Implications for infectious disease research

In this survey of just 32 pig-tailed macaques, we identified a total of 128 unique full-length MHC-II alleles, including 44 extensions of previously identified exon 2 sequences and 73 alleles unmatched against the database of named alleles. This increases the full-length MHC-II database for pig-tailed macaque alleles from 16 to 133 sequences, representing a more than eightfold increase in characterized full-length alleles. These sequences make it more feasible to create reagents like MHC/peptide tetramers and define peptide binding motifs for common MHC-II pig-tailed macaque alleles. However, which MHC-II alleles are commonly shared in this population remains to be determined.

The development of the exon 2 Fluidigm genotyping assay is an important tool for researchers using pig-tailed macaques in infectious disease studies. With some primer optimization, this assay can be used to genotype large numbers of pig-tailed macaques to determine frequencies of MHC-II alleles across the DR, DQ, and DP regions in large cohorts. Those alleles found to be most common provide a starting block from which the role of MHC-II can be determined for infectious disease and vaccine studies as well as development of reagents like MHC/peptide tetramers to study the immunology surrounding MHC-II for a given disease model. Large-scale examination of allele frequencies in populations of pig-tailed macaques available for research can also help reduce MHC class II bias in study results by balancing animals with commonly expressed alleles between control and study groups.

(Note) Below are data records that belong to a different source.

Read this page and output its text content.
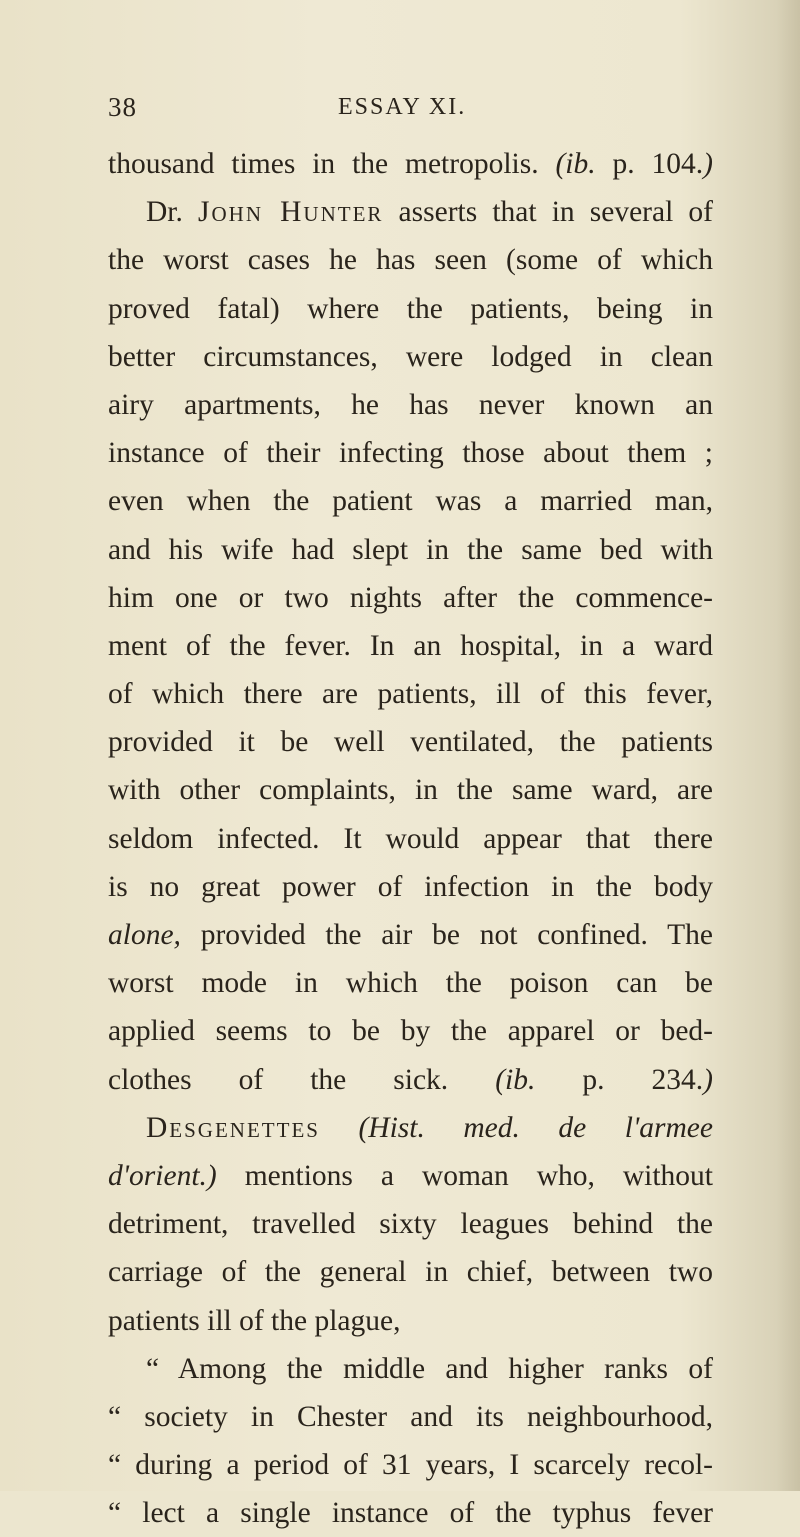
38	ESSAY XI.
thousand times in the metropolis. (ib. p. 104.)
Dr. John Hunter asserts that in several of
the worst cases he has seen (some of which
proved fatal) where the patients, being in
better circumstances, were lodged in clean
airy apartments, he has never known an
instance of their infecting those about them ;
even when the patient was a married man,
and his wife had slept in the same bed with
him one or two nights after the commence-
ment of the fever. In an hospital, in a ward
of which there are patients, ill of this fever,
provided it be well ventilated, the patients
with other complaints, in the same ward, are
seldom infected. It would appear that there
is no great power of infection in the body
alone, provided the air be not confined. The
worst mode in which the poison can be
applied seems to be by the apparel or bed-
clothes of the sick. (ib. p. 234.)
Desgenettes (Hist. med. de l'armee
d'orient.) mentions a woman who, without
detriment, travelled sixty leagues behind the
carriage of the general in chief, between two
patients ill of the plague,
“ Among the middle and higher ranks of
“ society in Chester and its neighbourhood,
“ during a period of 31 years, I scarcely recol-
“ lect a single instance of the typhus fever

There is recent paradigm-shifting evidence that MHC-II molecules may play an even greater role in immune response to pathogens than previously appreciated. It has been shown that SIV-expressing rhesus cytomegalovirus vectors can elicit SIV-specific CD8+ T cell responses that recognize epitopes restricted by MHC class II molecules in Indian rhesus macaques (Hansen et al. 2013). This suggests a role for MHC-II molecules beyond presentation of peptides to CD4+ T cells. Therefore, a thorough understanding of the MHC-II complement of pig-tailed macaques as well as other nonhuman primates used as models for HIV and other infectious disease research is essential to fully understand immune response to vaccines and infections. The methods presented here can be applied to characterizing the MHC-II DR, DQ, and DP regions of rhesus and cynomolgus macaques as well as other nonhuman primates.